Incident Review: Gitaly is down on gitaly-04-stor-gprd.c.gitlab-gitaly-gprd-83fd.internal

INC-649: Gitaly is down on gitaly-04-stor-gprd.c.gitlab-gitaly-gprd-83fd.internal

Generated by Florian Forster on 2 May 2025 12:07. All timestamps are local to Etc/UTC

Key Information

Metric Value
Customers Affected 3385
Requests Affected 39644
Incident Severity Severity 2
Impact Start Time Fri, 02 May 2025 09:22:00 UTC
Impact End Time Fri, 02 May 2025 11:35:00 UTC
Total Duration 2 hours, 8 minutes
Link to Incident Issue #19754 (closed)

Requests Affected

SCR-20250506-kmqm Source - 7-day retention

Total impacted requests: 39644.

Customers Affected

SCR-20250506-kopj Source

Total customers impacted: 3385

Top impacted users and projects (ranked by impacted requests)

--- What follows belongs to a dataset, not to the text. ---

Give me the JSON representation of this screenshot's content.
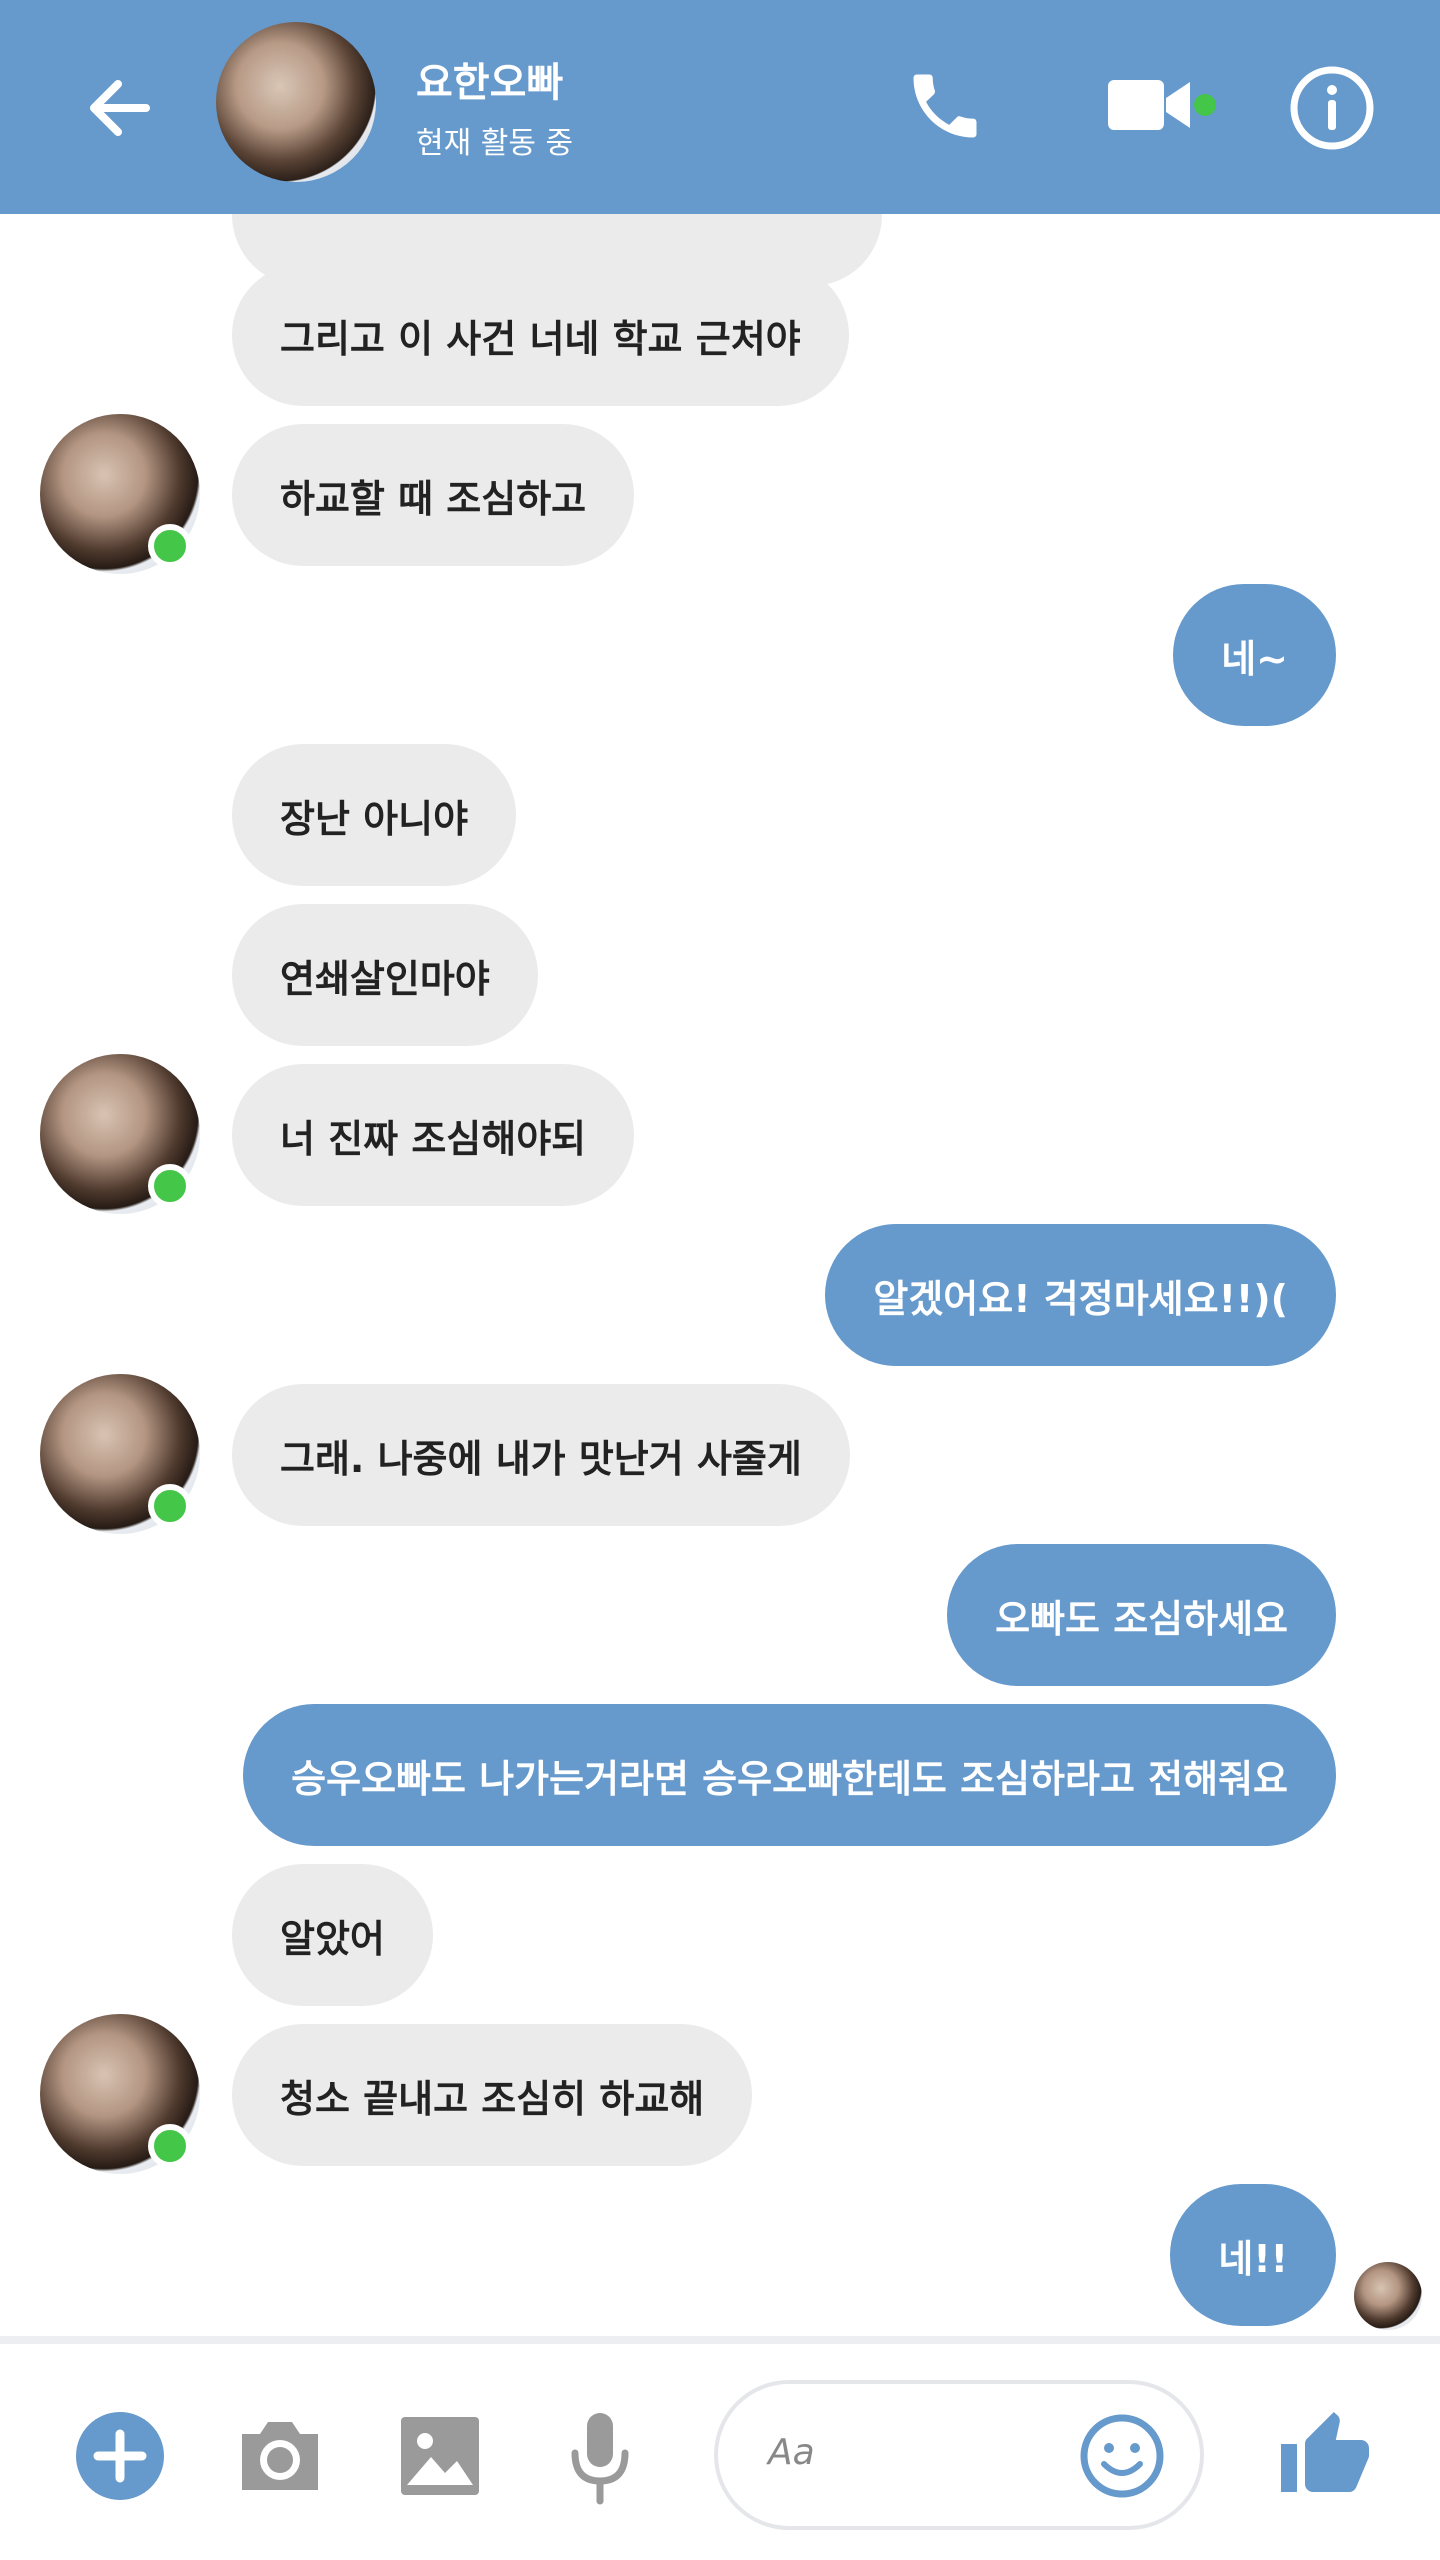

Top impacted users Top impacted projects
SCR-20250506-kpwv SCR-20250506-kqjz

Support impact

4 Support tickets were raised by the customers. Search query in Zendesk

Summary

Problem: Gitaly is down on gitaly-04-stor-gprd.c.gitlab-gitaly-gprd-83fd.internal.

Impact: Customers using this host cannot access their Git repositories.

Causes: An application-level configuration change was made one day before the incident see details. This change targeted two nodes in the gprd Gitaly fleet, including the affected node. After the configuration update, the host began experiencing heavy disk activity and gradual memory buildup. When the incident started, the Gitaly server became memory saturated and unresponsive and stopped accepting requests.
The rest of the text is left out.